Ternyata terkuak bahwa bus pariwisata itu tidak terdaftar dan kirnya mati sejak 6 Desember 2023. Berdasarkan penjelasan pihak Dinas Perhubungan Wonogiri, bus naas milik PT Jaya Guna Hage itu, sebelum menjadi bus pariwisata merupakan armada AKDP dari Wonogiri. Usia bus yang uji KIR nya mati itu adalah 18 tahun.
“Jadi banyak perusahaan tidak tertib administrasi, padahal sekarang sudah dipermudah. Pendaftaran dengan sistem online. Pemerintah mesti melakukan pengawasan lebih ketat terhadap bus pariwisata, dan harus ada sanksi bagi perusahaan bus yang lalai terkait administrasi. Jangan hanya sopir yang jadi tumbal setiap ada kecelakaan,” tegas Djoko.
Menurut akademisi Universitas Kristen Soegija Pranoto itu, sangat jarang ada perusahaan bus yang diperkarakan hingga di pengadilan. Termasuk pemilik lama. Padahak mestinya juga harus bertanggungjawab.

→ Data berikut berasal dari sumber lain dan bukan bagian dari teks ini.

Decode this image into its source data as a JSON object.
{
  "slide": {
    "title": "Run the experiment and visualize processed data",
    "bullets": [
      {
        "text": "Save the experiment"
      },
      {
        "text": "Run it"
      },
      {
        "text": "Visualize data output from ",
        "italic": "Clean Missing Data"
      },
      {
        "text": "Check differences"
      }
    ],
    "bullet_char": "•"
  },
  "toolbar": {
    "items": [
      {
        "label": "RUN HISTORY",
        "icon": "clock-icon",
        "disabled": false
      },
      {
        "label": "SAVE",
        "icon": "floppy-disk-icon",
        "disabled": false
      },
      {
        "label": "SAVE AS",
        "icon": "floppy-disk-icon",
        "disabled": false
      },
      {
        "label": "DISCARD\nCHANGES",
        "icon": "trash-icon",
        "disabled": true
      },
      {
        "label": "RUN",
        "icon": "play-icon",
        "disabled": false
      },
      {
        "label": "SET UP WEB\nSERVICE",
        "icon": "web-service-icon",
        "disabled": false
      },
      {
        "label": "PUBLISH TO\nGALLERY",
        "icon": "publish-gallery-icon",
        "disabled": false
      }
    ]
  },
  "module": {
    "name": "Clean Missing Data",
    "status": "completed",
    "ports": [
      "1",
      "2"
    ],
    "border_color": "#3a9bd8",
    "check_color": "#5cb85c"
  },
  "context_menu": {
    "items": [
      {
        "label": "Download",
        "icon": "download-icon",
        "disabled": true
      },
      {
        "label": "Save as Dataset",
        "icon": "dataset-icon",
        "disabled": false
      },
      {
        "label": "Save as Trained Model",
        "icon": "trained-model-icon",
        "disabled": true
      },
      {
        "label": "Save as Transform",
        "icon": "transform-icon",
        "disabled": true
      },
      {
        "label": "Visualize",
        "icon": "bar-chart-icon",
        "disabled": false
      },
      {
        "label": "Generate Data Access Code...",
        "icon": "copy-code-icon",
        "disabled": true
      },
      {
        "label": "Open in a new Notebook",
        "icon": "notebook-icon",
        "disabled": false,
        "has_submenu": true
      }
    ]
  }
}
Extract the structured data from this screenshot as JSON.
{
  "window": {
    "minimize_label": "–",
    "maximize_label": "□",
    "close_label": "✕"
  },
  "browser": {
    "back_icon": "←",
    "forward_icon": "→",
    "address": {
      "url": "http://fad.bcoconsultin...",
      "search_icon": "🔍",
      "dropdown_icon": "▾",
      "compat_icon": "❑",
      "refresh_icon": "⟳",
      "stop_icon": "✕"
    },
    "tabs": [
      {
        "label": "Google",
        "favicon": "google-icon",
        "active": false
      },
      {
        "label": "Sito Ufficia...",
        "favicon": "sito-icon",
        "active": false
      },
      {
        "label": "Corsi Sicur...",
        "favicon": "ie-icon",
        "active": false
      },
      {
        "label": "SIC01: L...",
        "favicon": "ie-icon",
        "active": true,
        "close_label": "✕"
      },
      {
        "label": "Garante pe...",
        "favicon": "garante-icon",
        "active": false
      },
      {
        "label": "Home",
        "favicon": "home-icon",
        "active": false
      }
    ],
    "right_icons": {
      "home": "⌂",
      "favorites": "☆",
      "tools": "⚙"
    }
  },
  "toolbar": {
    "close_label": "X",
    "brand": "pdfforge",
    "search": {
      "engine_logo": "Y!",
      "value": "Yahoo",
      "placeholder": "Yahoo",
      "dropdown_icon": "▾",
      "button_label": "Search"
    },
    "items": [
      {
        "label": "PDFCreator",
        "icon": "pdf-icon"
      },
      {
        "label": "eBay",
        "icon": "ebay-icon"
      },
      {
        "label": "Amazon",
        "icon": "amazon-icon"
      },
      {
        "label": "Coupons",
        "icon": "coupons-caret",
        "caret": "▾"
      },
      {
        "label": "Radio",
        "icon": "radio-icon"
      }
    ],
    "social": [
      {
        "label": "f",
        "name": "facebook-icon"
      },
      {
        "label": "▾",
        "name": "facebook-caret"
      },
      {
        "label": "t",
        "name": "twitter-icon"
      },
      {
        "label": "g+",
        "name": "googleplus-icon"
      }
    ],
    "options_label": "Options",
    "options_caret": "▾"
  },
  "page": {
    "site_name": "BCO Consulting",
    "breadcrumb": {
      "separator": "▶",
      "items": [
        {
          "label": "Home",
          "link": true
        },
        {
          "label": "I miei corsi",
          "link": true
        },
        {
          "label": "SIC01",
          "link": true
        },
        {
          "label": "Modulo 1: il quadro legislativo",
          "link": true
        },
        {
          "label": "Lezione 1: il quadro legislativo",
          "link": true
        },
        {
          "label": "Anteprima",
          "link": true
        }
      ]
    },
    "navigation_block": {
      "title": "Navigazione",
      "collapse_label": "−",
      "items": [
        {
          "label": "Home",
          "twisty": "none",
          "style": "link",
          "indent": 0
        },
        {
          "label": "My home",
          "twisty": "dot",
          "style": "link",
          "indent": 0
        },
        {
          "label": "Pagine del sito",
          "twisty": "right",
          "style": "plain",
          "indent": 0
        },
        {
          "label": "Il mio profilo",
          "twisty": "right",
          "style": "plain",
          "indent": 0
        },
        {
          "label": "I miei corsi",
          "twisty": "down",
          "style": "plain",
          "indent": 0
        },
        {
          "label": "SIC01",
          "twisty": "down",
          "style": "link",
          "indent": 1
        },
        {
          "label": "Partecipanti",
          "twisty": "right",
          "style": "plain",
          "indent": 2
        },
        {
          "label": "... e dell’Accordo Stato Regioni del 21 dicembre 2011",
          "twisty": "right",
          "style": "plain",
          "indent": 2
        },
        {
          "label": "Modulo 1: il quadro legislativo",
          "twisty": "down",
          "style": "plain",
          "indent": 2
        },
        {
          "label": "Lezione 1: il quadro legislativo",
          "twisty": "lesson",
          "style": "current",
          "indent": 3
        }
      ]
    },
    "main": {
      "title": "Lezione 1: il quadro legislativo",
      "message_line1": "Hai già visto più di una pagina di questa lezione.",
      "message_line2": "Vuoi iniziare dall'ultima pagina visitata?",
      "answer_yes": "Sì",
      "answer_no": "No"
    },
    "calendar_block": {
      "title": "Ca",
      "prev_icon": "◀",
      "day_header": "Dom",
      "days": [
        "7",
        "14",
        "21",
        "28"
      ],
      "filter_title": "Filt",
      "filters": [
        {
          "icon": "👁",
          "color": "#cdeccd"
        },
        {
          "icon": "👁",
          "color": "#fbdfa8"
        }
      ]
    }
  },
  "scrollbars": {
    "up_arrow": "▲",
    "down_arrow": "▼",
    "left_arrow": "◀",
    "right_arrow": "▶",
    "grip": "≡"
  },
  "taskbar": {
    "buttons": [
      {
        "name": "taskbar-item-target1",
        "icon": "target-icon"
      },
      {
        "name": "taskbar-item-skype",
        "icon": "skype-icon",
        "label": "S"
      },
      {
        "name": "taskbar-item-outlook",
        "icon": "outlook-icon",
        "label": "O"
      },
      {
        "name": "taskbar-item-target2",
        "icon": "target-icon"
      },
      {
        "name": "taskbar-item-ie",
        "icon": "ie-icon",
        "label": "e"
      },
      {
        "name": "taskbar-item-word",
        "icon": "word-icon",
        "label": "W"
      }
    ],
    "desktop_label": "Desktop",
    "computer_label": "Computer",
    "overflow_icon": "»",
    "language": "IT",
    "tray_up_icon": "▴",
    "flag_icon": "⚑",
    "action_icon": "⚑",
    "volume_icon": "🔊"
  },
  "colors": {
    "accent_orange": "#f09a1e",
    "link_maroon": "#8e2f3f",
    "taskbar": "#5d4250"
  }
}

Dia katakan, sikap pemerintah yang longgar ini, menyebabkan kejadian serupa dengan penyebab yang sama selalu terulang. Mestinya, data STNK, Kir dan Perijinan harus dikolaborasikan dan diintegrasikan menjadi satu kesatuan sebagai alat pengawasan secara administrasi.
“Hampir semua bus pariwisata yang kecelakaan lalu lintas adalah bus bekas AKAP atau AKDP. Dan korban fatal dengan polanya sama, yaitu tidak adanya sabuk keselamatan dan fisik atau body bus yang keropos. Dan ketika terjadi laka terjadi deformasi, membuat banyak korban tergencet,” tandas dia.
Selama ini sebut dia, pemerintah terkesan setengah hati dalam membuat aturan batas usia kendaraan bus. Banyak casis bus lama tidak discrapping, dan justru dijual kembali sebagai kendaraan umum atau plat kuning, sehingga bisa dikir tapi tidak memiliki ijin.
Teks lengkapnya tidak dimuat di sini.